Co-Authored-By: Claude Opus 4.7 (1M context) <noreply@anthropic.com>
2026-05-03 12:21:40 +02:00

63 lines
4.1 KiB
Markdown

# Branches, Commits, Snapshots
## L1 — Lance per-dataset branches
Lance supports branching at the dataset level: a branch is a named lineage of versions, and `fork_branch_from_state(source_branch, target_branch, source_version)` creates a copy-on-write fork.
## L2 — Graph-level branches
OmniGraph builds *graph branches* on top by branching every sub-table coherently:
- `branch_create(name)` / `branch_create_from(target, name)` — disallowed name `main`; fails if branch exists; ensures the schema-apply lock is idle.
- `branch_list()` — returns public branches, **filters internal** `__run__…` and `__schema_apply_lock__` prefixes.
- `branch_delete(name)` — refuses if there are descendants or active runs on the branch; cleans up owned per-branch fragments.
- **Lazy forking**: a branch only forks a sub-table when that sub-table is first mutated on it. Pure-read branches share fragments with their source.
- `sync_branch(branch)` — re-binds the in-memory handle to the latest head of the branch.
## L2 — Commit graph (`db/commit_graph.rs`)
In-memory shape of a graph commit:
```
GraphCommit {
graph_commit_id: ULID,
manifest_branch: Option<String>,
manifest_version: u64,
parent_commit_id: Option<String>,
merged_parent_commit_id: Option<String>, // populated for merge commits
actor_id: Option<String>, // joined in-memory from _graph_commit_actors.lance, NOT a column on _graph_commits.lance
created_at: i64 (microseconds since epoch),
}
```
Storage is split across two Lance datasets (both with stable row IDs):
- `_graph_commits.lance` — every column above *except* `actor_id`.
- `_graph_commit_actors.lance` — optional separate `(graph_commit_id, actor_id)` map, created on demand. The `actor_id` field above is populated by joining this dataset in-memory at load time.
Notes:
- Every successful publish (load / change / merge / schema_apply) appends one commit.
- Merge commits have two parents; linear commits have one.
- API: `list_commits(branch)`, `get_commit(id)`, `head_commit_id_for_branch(branch)`.
## L2 — Snapshots & time travel
- `snapshot()` — current snapshot for the bound branch; cached.
- `snapshot_of(target)` — snapshot at a `ReadTarget` (branch | snapshot id).
- `snapshot_at_version(v: u64)` — historical snapshot from any manifest version.
- `entity_at(table_key, id, version)` — single-entity time travel without building a full snapshot.
- A `Snapshot` is a `(version, HashMap<table_key, SubTableEntry>)` — cheap to build, snapshot-isolated cross-table reads.
## L2 — Internal system branches
Filtered from `branch_list()` but visible to internals:
- `__schema_apply_lock__` — serializes schema migrations.
- `__run__<run-id>` — legacy from the pre-v0.4.0 Run state machine (removed in MR-771). The branch-name guard predicate `is_internal_run_branch` is kept as defense-in-depth so users cannot create a branch matching the legacy prefix; the filter will be removed once production legacy branches are swept (MR-770).
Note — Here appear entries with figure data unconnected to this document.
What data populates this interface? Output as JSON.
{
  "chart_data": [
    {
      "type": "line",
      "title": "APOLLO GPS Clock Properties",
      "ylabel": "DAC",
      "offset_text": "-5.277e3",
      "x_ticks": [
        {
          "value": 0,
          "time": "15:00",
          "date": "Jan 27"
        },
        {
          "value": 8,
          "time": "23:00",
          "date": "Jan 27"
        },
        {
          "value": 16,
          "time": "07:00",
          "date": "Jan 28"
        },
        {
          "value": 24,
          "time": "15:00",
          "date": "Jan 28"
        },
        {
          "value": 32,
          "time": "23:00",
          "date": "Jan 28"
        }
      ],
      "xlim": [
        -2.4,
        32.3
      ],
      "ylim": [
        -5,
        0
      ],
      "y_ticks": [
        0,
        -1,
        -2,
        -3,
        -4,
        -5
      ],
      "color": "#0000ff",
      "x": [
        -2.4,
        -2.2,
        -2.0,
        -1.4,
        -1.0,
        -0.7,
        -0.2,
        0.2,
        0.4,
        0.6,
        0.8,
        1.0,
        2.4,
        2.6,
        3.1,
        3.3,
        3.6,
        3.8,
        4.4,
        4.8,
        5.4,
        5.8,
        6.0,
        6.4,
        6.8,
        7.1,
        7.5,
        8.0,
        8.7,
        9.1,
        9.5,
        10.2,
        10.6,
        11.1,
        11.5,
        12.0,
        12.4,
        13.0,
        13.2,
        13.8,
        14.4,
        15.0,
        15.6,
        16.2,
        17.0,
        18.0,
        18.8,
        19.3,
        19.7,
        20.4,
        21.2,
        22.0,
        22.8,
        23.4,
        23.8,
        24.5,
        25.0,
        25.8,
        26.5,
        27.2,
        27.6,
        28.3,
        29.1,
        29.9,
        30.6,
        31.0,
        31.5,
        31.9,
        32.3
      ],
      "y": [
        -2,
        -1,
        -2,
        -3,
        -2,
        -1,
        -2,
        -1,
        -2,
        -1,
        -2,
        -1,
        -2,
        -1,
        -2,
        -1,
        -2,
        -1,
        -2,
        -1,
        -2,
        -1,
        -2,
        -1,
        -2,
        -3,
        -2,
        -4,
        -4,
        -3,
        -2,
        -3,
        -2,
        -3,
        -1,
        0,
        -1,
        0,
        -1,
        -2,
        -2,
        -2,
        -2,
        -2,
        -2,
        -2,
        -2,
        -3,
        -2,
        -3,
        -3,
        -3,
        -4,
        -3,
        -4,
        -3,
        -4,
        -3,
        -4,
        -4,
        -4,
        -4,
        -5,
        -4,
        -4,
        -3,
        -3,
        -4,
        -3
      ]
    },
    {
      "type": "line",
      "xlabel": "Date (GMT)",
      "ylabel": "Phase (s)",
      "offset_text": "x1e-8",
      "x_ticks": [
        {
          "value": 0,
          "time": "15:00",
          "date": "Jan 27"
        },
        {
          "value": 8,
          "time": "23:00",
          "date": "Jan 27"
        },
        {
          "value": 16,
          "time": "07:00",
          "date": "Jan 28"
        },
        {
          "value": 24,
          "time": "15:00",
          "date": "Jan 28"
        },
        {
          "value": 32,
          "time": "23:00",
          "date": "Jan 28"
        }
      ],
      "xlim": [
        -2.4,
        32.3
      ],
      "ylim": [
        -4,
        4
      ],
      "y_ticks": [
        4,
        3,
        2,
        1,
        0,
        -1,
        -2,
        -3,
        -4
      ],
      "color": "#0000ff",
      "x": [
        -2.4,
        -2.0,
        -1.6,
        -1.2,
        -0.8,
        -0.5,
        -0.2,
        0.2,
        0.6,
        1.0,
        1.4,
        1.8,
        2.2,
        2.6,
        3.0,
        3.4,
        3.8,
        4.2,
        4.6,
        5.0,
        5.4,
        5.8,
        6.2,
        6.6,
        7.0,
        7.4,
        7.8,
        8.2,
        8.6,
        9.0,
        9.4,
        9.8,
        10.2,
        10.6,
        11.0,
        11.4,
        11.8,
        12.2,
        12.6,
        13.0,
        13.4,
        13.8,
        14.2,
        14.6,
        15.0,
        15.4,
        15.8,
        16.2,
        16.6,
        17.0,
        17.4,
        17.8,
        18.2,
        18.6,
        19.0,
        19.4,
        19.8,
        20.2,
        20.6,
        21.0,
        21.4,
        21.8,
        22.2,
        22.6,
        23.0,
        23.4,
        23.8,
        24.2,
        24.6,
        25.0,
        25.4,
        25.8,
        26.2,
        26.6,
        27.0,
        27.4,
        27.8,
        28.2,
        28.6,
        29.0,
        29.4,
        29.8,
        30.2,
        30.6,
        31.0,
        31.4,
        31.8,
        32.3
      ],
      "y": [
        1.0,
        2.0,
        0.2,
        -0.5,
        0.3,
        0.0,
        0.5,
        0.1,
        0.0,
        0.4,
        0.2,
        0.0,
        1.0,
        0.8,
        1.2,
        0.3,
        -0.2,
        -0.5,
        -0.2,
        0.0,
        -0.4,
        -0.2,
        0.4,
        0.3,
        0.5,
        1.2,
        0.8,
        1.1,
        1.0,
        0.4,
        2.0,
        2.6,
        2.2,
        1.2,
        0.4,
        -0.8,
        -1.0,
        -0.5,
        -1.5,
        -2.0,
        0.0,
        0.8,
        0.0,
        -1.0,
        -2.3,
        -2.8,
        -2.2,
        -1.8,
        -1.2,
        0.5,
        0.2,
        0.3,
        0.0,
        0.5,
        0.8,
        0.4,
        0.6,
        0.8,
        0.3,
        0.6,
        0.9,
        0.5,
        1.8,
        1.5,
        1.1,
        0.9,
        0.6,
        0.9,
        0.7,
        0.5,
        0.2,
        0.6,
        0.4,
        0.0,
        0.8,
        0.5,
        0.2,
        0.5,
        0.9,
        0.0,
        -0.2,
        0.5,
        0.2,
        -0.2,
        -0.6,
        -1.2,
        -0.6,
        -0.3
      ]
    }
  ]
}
## L2 — Recovery audit trail (MR-847)
The four migrated writers (`MutationStaging::finalize`, `schema_apply`, `branch_merge`, `ensure_indices`) protect their multi-table commits with a sidecar at `__recovery/{ulid}.json` written before Phase B and deleted after Phase C. The next `Omnigraph::open` (gated on `OpenMode::ReadWrite`) runs the recovery sweep in `crates/omnigraph/src/db/manifest/recovery.rs`: classify per-table state, decide all-or-nothing per sidecar, roll forward / back, record an audit row.
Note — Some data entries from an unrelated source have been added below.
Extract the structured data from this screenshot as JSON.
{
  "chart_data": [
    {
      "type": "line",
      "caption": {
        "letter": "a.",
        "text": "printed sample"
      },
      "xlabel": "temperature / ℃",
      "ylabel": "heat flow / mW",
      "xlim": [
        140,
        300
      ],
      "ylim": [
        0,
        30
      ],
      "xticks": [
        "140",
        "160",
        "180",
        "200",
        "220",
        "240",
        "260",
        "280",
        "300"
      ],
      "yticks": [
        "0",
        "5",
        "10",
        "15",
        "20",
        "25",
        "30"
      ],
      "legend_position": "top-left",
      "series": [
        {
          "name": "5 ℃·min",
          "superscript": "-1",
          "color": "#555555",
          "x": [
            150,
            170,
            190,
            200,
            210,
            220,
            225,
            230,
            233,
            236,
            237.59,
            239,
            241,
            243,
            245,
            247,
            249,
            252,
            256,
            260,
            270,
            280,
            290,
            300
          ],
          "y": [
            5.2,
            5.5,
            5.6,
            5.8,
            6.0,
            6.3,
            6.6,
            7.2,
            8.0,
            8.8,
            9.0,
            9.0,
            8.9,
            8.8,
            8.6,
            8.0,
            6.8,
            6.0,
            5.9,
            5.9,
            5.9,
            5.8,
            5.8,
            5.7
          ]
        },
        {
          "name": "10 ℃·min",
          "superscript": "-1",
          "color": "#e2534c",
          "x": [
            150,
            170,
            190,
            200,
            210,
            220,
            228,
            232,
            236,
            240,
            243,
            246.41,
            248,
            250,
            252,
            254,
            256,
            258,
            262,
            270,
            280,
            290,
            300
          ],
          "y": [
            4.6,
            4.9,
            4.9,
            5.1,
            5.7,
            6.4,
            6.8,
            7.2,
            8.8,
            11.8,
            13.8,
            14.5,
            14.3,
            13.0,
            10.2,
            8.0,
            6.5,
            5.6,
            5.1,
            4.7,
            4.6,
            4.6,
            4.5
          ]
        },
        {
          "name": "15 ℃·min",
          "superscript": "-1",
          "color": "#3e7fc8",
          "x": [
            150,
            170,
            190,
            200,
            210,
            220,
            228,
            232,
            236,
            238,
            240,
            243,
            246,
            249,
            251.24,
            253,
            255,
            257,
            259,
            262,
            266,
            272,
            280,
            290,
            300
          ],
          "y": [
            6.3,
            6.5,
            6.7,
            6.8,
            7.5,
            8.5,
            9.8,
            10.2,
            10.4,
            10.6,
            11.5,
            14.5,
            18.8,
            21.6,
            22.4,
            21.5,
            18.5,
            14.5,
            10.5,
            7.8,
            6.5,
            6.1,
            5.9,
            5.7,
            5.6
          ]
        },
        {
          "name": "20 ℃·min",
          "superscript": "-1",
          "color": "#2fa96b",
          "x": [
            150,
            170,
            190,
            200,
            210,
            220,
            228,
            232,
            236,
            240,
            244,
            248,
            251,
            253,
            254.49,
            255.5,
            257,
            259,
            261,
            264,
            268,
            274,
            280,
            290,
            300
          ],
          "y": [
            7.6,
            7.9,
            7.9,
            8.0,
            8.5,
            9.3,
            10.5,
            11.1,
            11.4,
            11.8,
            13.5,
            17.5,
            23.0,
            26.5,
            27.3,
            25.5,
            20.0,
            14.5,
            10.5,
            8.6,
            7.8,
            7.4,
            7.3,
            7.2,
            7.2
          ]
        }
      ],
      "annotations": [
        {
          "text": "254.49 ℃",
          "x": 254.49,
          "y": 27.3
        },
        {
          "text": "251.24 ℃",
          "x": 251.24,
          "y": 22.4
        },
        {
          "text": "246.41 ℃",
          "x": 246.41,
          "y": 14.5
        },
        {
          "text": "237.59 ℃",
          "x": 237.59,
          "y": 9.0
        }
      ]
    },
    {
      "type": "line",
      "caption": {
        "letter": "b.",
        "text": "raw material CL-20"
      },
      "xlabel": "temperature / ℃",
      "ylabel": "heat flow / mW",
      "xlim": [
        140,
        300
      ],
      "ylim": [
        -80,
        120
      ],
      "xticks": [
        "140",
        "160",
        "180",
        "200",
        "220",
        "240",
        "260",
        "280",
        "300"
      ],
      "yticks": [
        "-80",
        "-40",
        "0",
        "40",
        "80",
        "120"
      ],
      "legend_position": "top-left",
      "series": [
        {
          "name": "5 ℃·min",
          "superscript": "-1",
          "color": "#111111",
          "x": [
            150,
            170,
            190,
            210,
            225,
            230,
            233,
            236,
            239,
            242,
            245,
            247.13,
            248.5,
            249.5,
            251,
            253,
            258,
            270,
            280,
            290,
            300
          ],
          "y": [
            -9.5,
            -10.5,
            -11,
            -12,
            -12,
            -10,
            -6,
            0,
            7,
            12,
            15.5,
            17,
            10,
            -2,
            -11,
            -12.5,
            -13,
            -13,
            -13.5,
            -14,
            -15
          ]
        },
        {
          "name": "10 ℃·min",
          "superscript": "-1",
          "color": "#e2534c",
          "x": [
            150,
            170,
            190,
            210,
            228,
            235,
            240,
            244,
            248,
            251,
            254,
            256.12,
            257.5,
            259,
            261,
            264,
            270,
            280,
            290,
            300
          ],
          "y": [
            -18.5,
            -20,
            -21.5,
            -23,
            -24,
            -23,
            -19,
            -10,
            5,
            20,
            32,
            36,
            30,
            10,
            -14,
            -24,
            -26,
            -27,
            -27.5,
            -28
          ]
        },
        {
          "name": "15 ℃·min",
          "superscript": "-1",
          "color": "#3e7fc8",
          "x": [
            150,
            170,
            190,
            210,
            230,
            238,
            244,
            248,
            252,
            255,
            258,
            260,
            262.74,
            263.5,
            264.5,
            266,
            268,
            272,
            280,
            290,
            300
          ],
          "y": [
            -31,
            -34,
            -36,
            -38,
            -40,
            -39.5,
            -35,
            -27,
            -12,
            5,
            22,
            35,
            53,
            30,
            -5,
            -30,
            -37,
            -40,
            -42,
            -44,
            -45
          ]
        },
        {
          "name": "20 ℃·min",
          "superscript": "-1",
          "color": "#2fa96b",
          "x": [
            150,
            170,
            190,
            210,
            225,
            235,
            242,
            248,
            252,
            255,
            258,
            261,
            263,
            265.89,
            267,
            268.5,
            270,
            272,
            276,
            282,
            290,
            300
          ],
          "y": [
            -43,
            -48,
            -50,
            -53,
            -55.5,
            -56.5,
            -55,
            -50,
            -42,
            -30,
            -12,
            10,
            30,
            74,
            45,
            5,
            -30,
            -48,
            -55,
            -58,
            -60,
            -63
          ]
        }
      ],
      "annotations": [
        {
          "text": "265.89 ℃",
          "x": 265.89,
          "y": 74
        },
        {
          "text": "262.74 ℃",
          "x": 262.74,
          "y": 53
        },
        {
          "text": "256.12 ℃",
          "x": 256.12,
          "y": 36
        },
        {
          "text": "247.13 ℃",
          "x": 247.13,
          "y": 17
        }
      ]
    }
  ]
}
Audit rows live in `_graph_commit_recoveries.lance` (sibling to `_graph_commits.lance`) and reference the commit graph by `graph_commit_id`. The linked recovery commit is identified by that same `graph_commit_id`, and `actor_id="omnigraph:recovery"` is stored in `_graph_commit_actors.lance` (joined by `graph_commit_id`) — `_graph_commits.lance` itself does not carry the `actor_id` column. To find recoveries for a specific original actor: `omnigraph commit list --filter actor=omnigraph:recovery`, then join to `_graph_commit_recoveries.lance` by `graph_commit_id` to read `recovery_for_actor`. Schema: see `crates/omnigraph/src/db/recovery_audit.rs`.